(Artículo publicado en el periódico gratuito "Crónica del Sureste")
Un político considera, desde el mismo momento en que lo estás elogiando poco para lo que deberías, que lo estás insultando. La tenue veladura entre la libre opinión y el insulto es, en efecto, tan tenue sencillamente porque no existe. Son la misma cosa. En un régimen democrático anglosajón, el político lo llama libertad de expresión, o incluso exceso no punible de expresión. En un régimen de democracia de baja intensidad, de democracia joven o de democracia orgánica el político lo llama insulto. ¡Insulto a la autoridad! Ya sabemos lo que eso significa en países con acreditada tradición dictatorial, como éste. El asunto se vuelve irrespirable cuando, encima, la judicatura hace caso de lo que les cuenta el político.
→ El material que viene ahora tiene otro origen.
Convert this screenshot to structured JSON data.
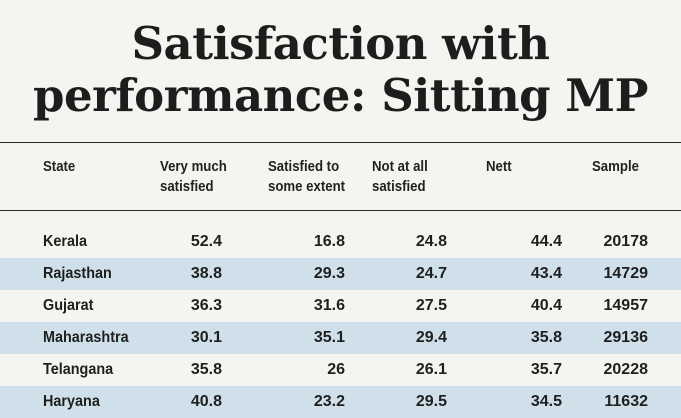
{
  "title": {
    "line1": "Satisfaction with",
    "line2": "performance: Sitting MP"
  },
  "table": {
    "headers": {
      "state": "State",
      "very_much_1": "Very much",
      "very_much_2": "satisfied",
      "some_extent_1": "Satisfied to",
      "some_extent_2": "some extent",
      "not_at_all_1": "Not at all",
      "not_at_all_2": "satisfied",
      "nett": "Nett",
      "sample": "Sample"
    },
    "rows": [
      {
        "state": "Kerala",
        "very_much": "52.4",
        "some_extent": "16.8",
        "not_at_all": "24.8",
        "nett": "44.4",
        "sample": "20178"
      },
      {
        "state": "Rajasthan",
        "very_much": "38.8",
        "some_extent": "29.3",
        "not_at_all": "24.7",
        "nett": "43.4",
        "sample": "14729"
      },
      {
        "state": "Gujarat",
        "very_much": "36.3",
        "some_extent": "31.6",
        "not_at_all": "27.5",
        "nett": "40.4",
        "sample": "14957"
      },
      {
        "state": "Maharashtra",
        "very_much": "30.1",
        "some_extent": "35.1",
        "not_at_all": "29.4",
        "nett": "35.8",
        "sample": "29136"
      },
      {
        "state": "Telangana",
        "very_much": "35.8",
        "some_extent": "26",
        "not_at_all": "26.1",
        "nett": "35.7",
        "sample": "20228"
      },
      {
        "state": "Haryana",
        "very_much": "40.8",
        "some_extent": "23.2",
        "not_at_all": "29.5",
        "nett": "34.5",
        "sample": "11632"
      }
    ]
  },
  "colors": {
    "background": "#f4f5f0",
    "row_stripe": "#cfe0ea",
    "text": "#1a1a1a"
  }
}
Me solidarizo con Federico Jiménez Losantos, condenado por supuestas injurias al futuro secretario general del PP Alberto Ruiz Gallardón en sentencia de una jueza llamada Inmaculada (vivimos en un país inquietante donde los jueces se llaman don Perfecto, don Salvador o doña Inmaculada: desearán ser inmortalizados al óleo con una tea ardiente en las manos). Llevo casi veinte años insultando en papel, radio y televisión: he podido hacerlo sin que intervenga la Justicia porque en realidad no son insultos. Contra lo que les pedía el cuerpo a los políticos, quienes, invariablemente, así lo consideraban. Ahora, no me dedicaría a lo mismo: no me atrevo. Se ha sentado, por la juez que se tiene a sí misma por "Inmaculada", un peligrosísimo precedente que acaba "de facto" con la seguridad jurídica de la prensa libre. Yo porque voy de retirada, pero no doy un duro por quienes estén empezando ahora a opinar. Muchachos, no hagáis como yo. No os metáis en política.